Rainer confirmed to Baptist Press the next day that he had accepted the stipulations but declined to disclose specifics. The joint statement issued Tuesday simply referenced Rainer’s agreement to honor the original terms of his transition agreement, “including the non-compete clause” and “not to move forward” with the partnership with Tyndale.

Confusion and questions from trustees

The legal action led to confusion and questions last week from some of LifeWay’s trustees, who were taken by surprise. The board’s three officers defended their decision to sue, but former board chairman Jimmy Scroggins—who still serves on the board—maintained legal action should not have been taken and that the full board should have been notified. An emergency trustee meeting Sept. 30 was postponed by the 13-member trustee executive committee. Trustees were promised additional information within a week.



Along with the postponement, Fannin said in a statement that “in lieu of moving forward with litigation, both parties are currently exploring the possibility of an agreed upon resolution of the differences.” On Oct. 2, Fannin told Baptist Press LifeWay was “waiting on Dr. Rainer to respond to our suggested resolutions of the issues” in the dispute.

A new flurry of discussion about LifeWay’s handling of the conflict with its former CEO arose over the weekend after the entity sent trustees and employees an email from the three trustee officers—Fannin, vice chairman J.D. Perry and secretary Amy Mielock—detailing their claims against Rainer. In addition to facts previously stated in the suit, the email said LifeWay had paid Rainer more than $1 million plus benefits since his February 2019 retirement.

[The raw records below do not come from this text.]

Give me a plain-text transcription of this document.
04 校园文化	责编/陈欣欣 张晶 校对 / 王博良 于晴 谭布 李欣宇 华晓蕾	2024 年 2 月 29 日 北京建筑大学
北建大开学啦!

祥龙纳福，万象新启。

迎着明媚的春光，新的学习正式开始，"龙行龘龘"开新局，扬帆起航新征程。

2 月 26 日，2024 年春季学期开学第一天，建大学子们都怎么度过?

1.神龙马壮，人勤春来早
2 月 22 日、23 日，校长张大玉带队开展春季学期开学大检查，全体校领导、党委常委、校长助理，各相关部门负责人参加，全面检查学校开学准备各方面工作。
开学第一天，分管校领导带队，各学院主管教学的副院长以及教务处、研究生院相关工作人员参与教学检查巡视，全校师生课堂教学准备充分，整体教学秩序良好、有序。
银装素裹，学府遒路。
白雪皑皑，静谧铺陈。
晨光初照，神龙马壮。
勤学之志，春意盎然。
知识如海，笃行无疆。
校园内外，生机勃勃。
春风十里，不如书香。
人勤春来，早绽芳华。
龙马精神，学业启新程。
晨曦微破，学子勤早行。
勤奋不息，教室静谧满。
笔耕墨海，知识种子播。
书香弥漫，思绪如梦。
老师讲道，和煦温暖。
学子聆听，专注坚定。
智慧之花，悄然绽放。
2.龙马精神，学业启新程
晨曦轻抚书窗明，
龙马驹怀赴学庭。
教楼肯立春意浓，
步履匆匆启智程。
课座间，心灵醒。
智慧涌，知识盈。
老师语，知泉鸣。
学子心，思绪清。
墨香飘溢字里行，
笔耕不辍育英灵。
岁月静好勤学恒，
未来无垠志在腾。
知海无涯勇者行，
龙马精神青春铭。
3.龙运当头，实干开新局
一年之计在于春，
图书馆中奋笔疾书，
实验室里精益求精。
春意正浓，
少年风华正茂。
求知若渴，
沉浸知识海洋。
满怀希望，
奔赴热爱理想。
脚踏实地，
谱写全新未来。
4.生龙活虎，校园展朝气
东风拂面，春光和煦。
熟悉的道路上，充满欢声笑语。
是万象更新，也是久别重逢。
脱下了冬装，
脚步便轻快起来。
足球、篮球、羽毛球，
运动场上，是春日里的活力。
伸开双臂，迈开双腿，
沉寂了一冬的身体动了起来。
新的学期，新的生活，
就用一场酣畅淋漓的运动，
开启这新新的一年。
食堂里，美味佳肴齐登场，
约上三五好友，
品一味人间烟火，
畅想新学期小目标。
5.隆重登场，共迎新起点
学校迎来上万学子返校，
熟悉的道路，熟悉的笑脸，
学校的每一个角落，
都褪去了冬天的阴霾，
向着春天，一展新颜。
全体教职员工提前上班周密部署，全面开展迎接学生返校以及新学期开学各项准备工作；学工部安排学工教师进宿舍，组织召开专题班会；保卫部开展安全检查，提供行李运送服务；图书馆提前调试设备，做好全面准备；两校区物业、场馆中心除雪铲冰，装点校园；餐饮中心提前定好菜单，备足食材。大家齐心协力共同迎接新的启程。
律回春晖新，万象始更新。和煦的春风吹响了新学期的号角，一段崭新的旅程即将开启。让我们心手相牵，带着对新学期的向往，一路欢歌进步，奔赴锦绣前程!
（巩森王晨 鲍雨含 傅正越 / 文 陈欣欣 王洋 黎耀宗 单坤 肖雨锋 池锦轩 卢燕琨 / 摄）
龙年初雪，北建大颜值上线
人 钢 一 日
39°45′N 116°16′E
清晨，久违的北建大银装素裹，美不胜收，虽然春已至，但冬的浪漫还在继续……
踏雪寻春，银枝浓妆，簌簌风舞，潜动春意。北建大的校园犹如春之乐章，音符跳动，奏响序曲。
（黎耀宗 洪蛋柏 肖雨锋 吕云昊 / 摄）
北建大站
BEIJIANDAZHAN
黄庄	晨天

Rainer said last week he has returned his payments to LifeWay since late spring, after he was asked to forgo remaining compensation by Ben Mandrell, the current LifeWay president. Under his transition agreement, he was to remain a paid LifeWay employee through Oct. 31, 2020, as chief advisory officer. Mandrell has not commented publicly on the issue. Several requests by Baptist Press for an interview with Mandrell were declined by a LifeWay spokesperson.



“We have attempted to show grace and restraint in a difficult process and to preserve what will be embarrassing information to many involved,” the LifeWay trustee officers wrote Oct. 2, according to a copy of the email obtained by Baptist Press.

“We had hoped our request for a season of prayer would be embraced by all involved, but as misrepresentations continue to be published, we now believe it best to present these facts. Ultimately, it is always our goal to allow the truth to prevail.”

Rainer told Baptist Press on Monday he was “hurt” by the officers’ email but could not comment on its substance in light of the ongoing settlement talks.

Scroggins responded to the three officers in an Oct. 3 email to the full board. Among his claims: that the amount of money awarded to Rainer in his separation agreement is consistent with publishing industry standards; that the relationship between Rainer and Mandrell has been strained; and that while he is not defending Rainer’s actions, LifeWay’s “high profile, explosive, legal action was taken without notification, consultation, or affirmation from the Board.”

The lawsuit occurred “in direct violation of the principles in 1 Corinthians 6,” Scroggins wrote in a copy of the email obtained by Baptist Press. “Please read it for yourself if you have not done so. Even if Thom [Rainer] is wrong, the text actually says ‘It would be better to be wronged, or defrauded.’”

Scroggins requested an in-person trustee meeting in Nashville with masking and social distancing, though he said he’s willing to attend a meeting in any format, including Zoom. To date, no meeting has been announced publicly.